I get where the critics are coming from. They—we—see so much that they long for shows that push theater forward, be it in style or substance. But Meredith Wilson’s The Music Man, a story about a con artist whose plan to bilk some townsfolk is upended when he falls in love with the local librarian, is an old-fashioned show that glorifies a white-bread version of small-town America that can’t be rectified simply by colorblind casting the people in the town as this production does.
Plaza Suite shares a similar obsolescence problem. Sexual mores and gender roles have changed and what was titillating or funny back in the late ‘60s can come off as offensive or just lame today even when the performers are such seasoned—and hardworking—pros as Broderick and Parker.
MJ, which charts Jackson’s life from his breakout as the lead singer of The Jackson 5 in the 1970s to his reign as the King of Pop preparing for a worldwide tour in the early '90s, is certainly a contemporary story and the music, filled with such head-bopping hits as “Beat It,” “Billie Jean” and “Thriller,” remains irresistible.
But even though the show ends before the first public accusations of molesting children were made against him in 1993, Jackson was a complicated man and many critics have knocked the show and its book writer Lynn Nottage for failing to get inside his head to reveal what made him tick.
Yet I don’t think the people literally lining up to see these shows care about any of that. They just want to have a good time and to feel that they got their money’s worth. And I think all three shows deliver on those fronts (unless maybe you’re paying $700 for the premium seats at The Music Man or $600 for those at Plaza Suite). Because these are the kind of colorful, star-studded song-and-dance-and-have-a laugh shows that most people think of when they hear the words “a Broadway show.”

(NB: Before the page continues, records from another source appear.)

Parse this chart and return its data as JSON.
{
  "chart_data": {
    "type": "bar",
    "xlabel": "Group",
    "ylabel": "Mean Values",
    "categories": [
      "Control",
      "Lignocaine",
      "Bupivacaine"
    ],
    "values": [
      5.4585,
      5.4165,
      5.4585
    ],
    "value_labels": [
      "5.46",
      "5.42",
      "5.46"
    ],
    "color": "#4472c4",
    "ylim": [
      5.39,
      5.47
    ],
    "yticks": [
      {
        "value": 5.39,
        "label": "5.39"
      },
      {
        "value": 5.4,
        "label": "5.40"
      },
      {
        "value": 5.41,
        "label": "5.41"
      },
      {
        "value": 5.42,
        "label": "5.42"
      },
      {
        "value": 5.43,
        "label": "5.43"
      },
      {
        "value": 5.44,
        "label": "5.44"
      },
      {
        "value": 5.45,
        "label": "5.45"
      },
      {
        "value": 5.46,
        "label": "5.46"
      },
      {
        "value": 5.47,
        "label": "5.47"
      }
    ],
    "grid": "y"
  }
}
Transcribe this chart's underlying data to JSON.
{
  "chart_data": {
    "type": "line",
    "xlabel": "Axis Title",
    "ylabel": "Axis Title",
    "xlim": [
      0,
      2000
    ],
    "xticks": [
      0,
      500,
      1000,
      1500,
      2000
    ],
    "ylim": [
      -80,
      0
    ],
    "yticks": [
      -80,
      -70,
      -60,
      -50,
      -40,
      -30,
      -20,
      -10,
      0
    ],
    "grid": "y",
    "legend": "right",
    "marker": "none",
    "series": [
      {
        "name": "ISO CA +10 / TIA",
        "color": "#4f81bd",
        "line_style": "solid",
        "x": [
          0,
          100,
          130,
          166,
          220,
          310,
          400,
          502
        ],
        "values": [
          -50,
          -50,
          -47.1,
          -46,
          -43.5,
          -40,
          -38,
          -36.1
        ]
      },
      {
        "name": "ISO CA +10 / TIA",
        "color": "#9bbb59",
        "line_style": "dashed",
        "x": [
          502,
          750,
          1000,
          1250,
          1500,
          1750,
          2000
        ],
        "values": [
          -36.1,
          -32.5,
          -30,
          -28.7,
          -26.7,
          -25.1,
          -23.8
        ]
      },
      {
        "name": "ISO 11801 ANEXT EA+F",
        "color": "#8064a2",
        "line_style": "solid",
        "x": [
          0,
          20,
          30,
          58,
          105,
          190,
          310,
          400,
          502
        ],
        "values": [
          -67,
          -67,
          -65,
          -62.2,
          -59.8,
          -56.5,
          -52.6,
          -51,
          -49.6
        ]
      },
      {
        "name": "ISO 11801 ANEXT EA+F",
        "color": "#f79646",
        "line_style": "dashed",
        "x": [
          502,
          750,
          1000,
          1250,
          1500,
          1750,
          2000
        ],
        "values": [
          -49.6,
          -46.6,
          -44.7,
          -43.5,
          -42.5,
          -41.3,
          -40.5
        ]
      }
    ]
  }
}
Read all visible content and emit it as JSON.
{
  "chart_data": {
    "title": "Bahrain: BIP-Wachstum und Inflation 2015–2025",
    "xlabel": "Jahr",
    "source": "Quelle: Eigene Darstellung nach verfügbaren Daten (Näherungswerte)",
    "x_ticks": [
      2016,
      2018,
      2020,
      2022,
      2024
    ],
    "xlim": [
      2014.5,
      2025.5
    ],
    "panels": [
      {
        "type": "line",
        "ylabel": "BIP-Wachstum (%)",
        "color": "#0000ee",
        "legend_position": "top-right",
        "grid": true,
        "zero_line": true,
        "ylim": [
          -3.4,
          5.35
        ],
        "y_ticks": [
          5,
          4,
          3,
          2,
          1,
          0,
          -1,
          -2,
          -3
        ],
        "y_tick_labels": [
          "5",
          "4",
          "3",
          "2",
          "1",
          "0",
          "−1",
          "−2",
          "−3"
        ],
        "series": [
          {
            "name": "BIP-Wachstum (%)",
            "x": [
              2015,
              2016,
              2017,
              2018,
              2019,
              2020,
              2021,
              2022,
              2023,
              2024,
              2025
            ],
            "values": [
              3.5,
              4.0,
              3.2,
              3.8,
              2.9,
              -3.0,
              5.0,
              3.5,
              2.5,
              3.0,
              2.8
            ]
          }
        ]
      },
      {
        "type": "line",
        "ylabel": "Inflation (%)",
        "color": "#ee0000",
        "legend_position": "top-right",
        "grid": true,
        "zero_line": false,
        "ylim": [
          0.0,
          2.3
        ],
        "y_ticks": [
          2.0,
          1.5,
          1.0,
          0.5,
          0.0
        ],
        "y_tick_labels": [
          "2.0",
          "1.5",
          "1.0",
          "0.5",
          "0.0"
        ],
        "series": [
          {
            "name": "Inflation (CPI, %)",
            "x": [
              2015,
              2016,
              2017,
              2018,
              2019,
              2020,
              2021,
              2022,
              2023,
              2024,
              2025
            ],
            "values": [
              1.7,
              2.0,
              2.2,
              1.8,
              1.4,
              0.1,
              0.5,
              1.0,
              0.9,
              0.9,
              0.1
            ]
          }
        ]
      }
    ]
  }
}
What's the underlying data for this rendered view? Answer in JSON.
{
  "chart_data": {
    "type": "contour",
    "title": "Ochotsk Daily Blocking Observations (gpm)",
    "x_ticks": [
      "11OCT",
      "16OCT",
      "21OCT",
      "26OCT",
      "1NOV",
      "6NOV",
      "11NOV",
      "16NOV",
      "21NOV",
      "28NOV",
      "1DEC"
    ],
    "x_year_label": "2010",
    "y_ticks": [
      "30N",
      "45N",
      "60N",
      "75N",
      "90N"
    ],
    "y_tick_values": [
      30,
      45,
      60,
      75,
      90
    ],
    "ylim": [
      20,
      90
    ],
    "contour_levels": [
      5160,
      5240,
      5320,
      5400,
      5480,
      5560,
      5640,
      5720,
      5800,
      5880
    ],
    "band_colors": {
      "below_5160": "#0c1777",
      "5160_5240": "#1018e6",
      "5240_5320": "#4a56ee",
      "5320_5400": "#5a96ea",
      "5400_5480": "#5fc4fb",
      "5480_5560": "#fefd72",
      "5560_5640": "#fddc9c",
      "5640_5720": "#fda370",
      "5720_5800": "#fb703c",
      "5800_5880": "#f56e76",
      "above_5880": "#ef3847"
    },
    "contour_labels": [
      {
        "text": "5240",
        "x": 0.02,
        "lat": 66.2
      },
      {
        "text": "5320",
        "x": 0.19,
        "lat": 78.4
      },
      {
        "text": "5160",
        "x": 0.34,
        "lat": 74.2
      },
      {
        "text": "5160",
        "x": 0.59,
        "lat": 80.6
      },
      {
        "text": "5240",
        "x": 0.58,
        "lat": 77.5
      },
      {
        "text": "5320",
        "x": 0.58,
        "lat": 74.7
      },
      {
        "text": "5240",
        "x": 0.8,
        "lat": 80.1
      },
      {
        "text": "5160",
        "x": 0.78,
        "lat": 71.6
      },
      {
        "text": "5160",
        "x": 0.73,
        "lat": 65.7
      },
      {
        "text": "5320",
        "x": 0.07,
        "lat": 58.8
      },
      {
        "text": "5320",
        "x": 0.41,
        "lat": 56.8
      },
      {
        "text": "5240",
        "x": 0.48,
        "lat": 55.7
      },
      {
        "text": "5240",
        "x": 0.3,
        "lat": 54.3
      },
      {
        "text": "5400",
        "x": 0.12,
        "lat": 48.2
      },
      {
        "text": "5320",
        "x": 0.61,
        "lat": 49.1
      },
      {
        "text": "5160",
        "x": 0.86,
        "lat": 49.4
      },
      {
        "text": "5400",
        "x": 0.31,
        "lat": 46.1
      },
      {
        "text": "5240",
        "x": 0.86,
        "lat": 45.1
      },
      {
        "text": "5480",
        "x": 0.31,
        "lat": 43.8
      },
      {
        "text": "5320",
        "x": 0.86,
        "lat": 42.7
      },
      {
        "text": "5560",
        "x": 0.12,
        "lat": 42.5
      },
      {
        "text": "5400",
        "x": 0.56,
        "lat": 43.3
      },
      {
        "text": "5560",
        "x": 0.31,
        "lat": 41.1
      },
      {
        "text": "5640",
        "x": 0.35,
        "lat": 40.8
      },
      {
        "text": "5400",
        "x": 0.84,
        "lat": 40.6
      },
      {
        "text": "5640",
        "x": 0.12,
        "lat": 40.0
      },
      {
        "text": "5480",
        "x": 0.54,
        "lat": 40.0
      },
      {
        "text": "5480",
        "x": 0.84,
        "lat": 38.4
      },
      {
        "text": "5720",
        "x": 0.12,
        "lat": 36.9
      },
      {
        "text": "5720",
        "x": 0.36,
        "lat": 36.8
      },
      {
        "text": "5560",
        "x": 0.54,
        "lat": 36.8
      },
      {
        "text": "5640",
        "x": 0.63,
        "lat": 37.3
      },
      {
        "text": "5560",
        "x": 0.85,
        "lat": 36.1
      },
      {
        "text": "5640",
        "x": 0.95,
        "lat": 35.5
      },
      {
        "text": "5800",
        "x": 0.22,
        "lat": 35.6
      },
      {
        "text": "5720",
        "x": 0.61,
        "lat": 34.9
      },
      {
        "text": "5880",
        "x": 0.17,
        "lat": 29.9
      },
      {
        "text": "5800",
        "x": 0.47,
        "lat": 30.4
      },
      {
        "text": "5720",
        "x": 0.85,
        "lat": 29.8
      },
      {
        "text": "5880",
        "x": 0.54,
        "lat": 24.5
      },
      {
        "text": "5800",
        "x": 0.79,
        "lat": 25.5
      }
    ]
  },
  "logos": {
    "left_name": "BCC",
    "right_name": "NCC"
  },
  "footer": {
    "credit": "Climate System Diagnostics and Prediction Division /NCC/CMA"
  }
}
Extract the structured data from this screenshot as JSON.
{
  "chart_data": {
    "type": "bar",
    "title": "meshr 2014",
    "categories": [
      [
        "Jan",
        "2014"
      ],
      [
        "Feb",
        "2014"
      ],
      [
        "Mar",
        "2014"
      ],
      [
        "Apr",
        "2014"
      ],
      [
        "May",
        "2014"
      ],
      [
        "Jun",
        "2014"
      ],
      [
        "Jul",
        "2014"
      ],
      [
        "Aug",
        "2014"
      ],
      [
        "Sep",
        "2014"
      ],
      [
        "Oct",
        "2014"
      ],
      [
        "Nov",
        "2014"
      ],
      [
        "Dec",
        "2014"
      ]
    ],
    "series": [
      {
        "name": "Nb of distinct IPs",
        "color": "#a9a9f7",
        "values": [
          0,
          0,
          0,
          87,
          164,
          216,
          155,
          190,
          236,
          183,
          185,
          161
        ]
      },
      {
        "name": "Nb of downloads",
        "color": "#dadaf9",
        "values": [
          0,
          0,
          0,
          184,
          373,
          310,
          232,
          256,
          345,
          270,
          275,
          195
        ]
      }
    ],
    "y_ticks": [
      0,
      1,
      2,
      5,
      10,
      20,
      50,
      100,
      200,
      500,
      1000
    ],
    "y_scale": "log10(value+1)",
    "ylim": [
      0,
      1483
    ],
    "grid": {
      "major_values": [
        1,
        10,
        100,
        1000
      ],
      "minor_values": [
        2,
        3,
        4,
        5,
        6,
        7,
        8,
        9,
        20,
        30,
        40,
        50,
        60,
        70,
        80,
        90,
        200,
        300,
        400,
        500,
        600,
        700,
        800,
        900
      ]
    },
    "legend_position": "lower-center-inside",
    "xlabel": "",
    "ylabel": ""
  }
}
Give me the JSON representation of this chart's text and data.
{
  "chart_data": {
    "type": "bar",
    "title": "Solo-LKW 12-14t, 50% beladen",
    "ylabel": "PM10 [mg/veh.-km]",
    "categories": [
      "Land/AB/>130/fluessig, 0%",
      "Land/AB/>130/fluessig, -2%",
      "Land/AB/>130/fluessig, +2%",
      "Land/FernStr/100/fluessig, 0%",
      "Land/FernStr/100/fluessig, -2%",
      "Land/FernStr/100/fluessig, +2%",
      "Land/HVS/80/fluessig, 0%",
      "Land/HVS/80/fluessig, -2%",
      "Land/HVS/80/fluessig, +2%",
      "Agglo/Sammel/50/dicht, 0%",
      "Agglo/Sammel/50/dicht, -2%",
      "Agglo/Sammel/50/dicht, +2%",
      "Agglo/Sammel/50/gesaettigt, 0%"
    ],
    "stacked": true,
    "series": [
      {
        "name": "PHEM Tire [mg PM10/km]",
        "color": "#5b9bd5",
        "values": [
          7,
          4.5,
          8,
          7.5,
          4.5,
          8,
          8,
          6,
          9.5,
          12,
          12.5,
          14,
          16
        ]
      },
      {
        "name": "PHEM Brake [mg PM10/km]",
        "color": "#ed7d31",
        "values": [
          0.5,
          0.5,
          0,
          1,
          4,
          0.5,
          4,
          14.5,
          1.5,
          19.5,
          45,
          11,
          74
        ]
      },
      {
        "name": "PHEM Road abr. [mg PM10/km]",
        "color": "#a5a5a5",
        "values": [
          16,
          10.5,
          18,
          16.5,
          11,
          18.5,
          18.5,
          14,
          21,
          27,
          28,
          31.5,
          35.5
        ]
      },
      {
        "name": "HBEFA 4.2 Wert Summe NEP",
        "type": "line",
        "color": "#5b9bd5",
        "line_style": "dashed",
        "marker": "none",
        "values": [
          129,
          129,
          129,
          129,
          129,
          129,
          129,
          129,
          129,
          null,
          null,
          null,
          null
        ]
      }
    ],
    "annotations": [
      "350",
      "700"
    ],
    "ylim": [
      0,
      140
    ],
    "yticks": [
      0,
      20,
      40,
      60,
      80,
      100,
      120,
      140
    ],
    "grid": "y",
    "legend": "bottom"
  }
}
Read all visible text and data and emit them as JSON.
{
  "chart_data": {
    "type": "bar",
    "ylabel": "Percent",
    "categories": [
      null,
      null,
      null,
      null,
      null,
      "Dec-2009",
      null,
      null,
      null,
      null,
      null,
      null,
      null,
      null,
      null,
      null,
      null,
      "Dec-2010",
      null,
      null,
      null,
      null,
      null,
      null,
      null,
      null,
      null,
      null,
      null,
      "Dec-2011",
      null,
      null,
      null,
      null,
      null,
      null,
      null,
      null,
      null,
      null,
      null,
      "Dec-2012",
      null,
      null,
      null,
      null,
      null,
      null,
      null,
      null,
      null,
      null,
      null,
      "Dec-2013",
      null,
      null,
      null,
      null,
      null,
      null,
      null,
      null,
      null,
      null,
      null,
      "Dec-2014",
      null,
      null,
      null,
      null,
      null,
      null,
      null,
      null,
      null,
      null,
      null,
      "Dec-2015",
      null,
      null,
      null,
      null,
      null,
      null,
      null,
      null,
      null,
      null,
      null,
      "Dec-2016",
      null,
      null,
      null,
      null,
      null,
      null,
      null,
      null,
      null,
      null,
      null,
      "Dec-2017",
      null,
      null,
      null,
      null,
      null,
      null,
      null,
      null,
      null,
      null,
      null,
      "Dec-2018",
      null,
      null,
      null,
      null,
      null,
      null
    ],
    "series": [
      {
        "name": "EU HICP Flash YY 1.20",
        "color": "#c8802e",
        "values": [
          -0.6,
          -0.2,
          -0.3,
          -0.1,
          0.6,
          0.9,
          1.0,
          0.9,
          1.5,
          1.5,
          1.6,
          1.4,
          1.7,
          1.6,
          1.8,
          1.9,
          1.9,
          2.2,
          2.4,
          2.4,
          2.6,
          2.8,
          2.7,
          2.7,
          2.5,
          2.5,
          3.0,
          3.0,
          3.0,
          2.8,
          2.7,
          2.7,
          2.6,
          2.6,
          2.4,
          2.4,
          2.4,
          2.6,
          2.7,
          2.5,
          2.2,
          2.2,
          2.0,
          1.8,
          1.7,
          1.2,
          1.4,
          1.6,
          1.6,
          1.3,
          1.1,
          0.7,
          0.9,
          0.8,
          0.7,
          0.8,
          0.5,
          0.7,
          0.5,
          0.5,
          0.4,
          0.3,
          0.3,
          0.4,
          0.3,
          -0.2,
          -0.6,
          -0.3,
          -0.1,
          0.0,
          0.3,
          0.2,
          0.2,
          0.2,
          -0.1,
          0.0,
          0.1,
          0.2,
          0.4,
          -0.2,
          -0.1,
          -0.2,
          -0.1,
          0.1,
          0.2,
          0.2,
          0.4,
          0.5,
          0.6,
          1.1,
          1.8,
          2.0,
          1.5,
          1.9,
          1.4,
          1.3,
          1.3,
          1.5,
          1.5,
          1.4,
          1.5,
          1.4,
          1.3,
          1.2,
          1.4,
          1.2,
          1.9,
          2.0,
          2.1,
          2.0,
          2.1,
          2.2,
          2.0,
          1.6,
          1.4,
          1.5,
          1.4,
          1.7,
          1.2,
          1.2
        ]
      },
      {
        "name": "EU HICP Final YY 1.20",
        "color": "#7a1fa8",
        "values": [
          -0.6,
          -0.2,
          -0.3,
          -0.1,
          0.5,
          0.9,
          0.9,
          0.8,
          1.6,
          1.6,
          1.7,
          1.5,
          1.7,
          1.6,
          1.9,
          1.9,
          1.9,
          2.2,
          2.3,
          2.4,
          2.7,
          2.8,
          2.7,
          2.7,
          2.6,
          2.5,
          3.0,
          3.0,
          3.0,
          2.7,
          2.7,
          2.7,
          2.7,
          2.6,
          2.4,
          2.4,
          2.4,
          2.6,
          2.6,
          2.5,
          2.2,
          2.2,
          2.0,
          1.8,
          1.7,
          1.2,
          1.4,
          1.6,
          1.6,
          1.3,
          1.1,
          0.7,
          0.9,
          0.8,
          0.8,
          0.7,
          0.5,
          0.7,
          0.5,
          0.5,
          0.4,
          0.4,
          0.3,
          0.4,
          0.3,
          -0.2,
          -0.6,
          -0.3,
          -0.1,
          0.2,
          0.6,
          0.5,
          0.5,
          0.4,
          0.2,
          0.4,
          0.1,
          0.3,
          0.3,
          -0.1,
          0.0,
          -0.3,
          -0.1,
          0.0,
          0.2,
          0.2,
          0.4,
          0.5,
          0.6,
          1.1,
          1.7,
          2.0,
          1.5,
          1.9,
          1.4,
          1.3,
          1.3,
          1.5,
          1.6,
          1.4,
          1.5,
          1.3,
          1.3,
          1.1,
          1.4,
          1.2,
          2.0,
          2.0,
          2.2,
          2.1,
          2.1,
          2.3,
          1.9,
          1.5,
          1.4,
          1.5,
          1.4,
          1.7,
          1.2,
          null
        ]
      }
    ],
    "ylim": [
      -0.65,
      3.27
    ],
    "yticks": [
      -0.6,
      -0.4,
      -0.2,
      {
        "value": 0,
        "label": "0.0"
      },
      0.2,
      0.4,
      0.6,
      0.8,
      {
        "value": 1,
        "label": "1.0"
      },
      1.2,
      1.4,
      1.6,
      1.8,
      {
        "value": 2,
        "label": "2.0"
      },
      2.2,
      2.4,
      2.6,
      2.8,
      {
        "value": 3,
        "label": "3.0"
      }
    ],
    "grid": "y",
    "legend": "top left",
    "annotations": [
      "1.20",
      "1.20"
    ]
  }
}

The dance numbers alone in The Music Man and MJ are worth the price of admission. And they’re performed by gifted, almost gravity-defying ensembles (click here to read an interview with Music Man’s choreographer Warren Carlyle and click here for one with MJ’s Christopher Wheeldon). Awards voters are going to have a tough time determining who should take home the award for choreography this year.
Meanwhile John Lee Beatty's gorgeous set and Jane Greenwood's witty costumes (not to mention the joy of seeing the married stars together onstage for the first time in 25 years) will give Plaza Suite ticket holders something to talk about with friends and neighbors when they get home.
This split between what the critics want (something that takes a risk) and what most real people want (a sure bet) has already set off a debate this season about whether every show needs to be serious or ground breaking or whether shows can just be fun (click here to read one of those back-and forths). My theatergoing tastes tend to lean toward the serious but right now, I’m going to be speak up for fun.
Even the Greeks who created modern theater knew that you need both. They required playwrights entering their annual competitions to submit three dramas plus what was known as a Satyr play. The latter were often bawdy and always funny works. No cultural celebration was considered complete without one.
So we certainly should be able to make room for those kinds of “just entertaining” shows in this season. Besides, there’s more than one way for a show to be meaningful.
Sitting behind me and my niece Jennifer at the performance of MJ we saw were a father and his daughter who looked to be about 12. The dad clearly knew all the songs and during the intermission he shared stories about them with his kid who hung on to every word.
And who, be they comped critic or ticker buyer, wouldn't agree that such bonding is precisely the kind of thing that makes theater so meaningful for all of us.